Örneğin Mısır dini insanları köleleştirmeyi ve zorla çalıştırmayı uygunsuz bir
davranış ya da günah olarak görmemiştir. Durum İbrahimi dinlerde de aynıdır.
Yahudiler dinlerini Eski Mısır dininden ve çevre topluluklardan duydukları ile
inşa ettiğinden kölelik sistemi onlara da geçmiş, buradan da Kur'an'a geçerek
varlığını devam ettirmiştir. Bu yüzden Kur'an'da köleliği ve cariyeliği
yasaklayan hiçbir ayet yoktur.
İbrahimi dinlerde ahlaklı olmanın ya da iyilik yapmanın nedeni tanrı ve
cehennem korkusudur. Cehennem korkusu içindeki kişi yaptığı iyiliklerle
tanrıyı ikna edecek seviyeye geldiğinde cennetlik olur. Yani kişi içinden
geldiği için, sadece iyilik yapmak için değil de çıkar ya da tehdit ilişkisi
içinde hareket eder.
Söz konusu dinleri etkileyen Mısır dininde de durum aynıdır. Kişiler yeraltı
diyarında tekrar doğma hakkı kazanarak cennete gitmek için iyilik yapar ve
kötülükten uzak dururlar. Yine ödül-ceza sistemine dayalı ahlak söz konusudur.

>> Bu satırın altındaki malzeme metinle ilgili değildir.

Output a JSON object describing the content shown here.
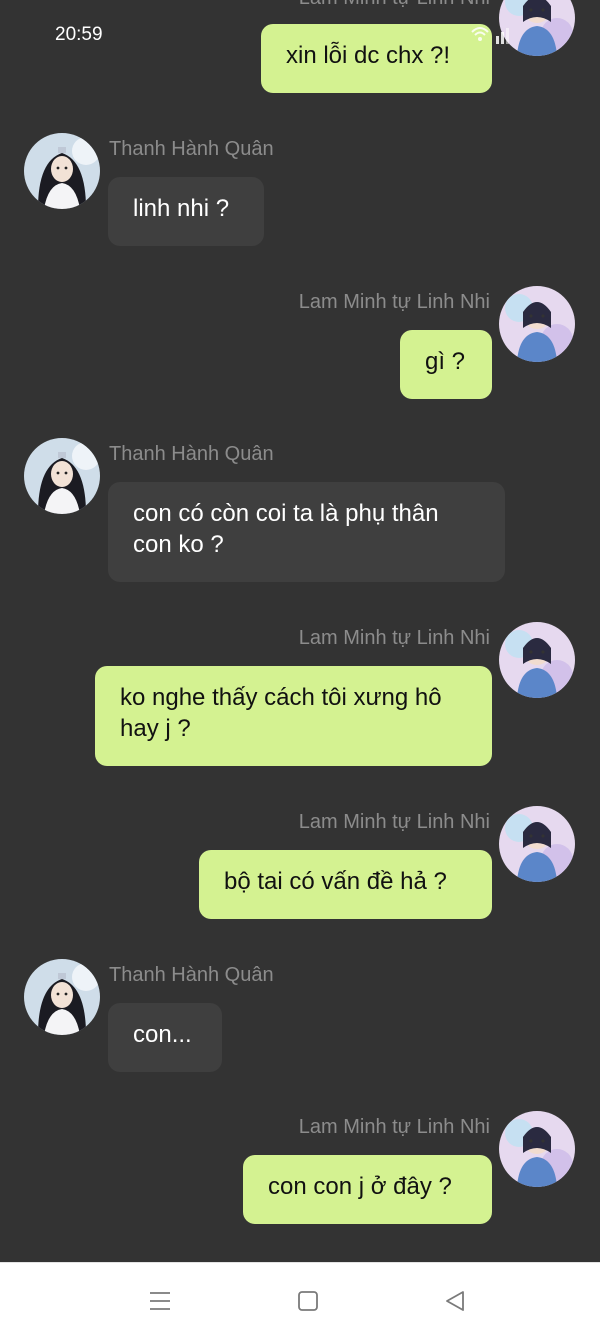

Bu yüzden kişi hayattayken olabildiğince iyi olmaya çalışır ve öldüğünde
Osiris ve 42 Maat yargıcının karşısına çıkarak onlara uzak durduğu kötülükleri
ya da yaptığı iyilikleri sıralar. Akabinde "kalbim temiz, kalbim temiz, kalbim
temiz" diye de ekler. Çünkü dönem insanının inanışına göre tüm iyi ya da kötü
eylemlere karar vermeyi sağlayan, yani beyin işlevini gören organ kalptir. Bu
inanışın yansımalarını Kur'an'da da görmek mümkündür.
Bir nokta daha var ki Antik Mısır'ın Büyük Yargılama metinlerinde kişi
yaptıklarını anlattıktan sonra diğer aşamada kalbi dile gelip konuşmaya
başlar. Bu inanış değişim geçirerek İbrahimi dinlerde kişi yargılanırken
günahlarını saklayamayıp itiraf edeceği, hatta organlarının bile onun yerine
konuşacağı inanıcına zemin hazırlamış olabilir.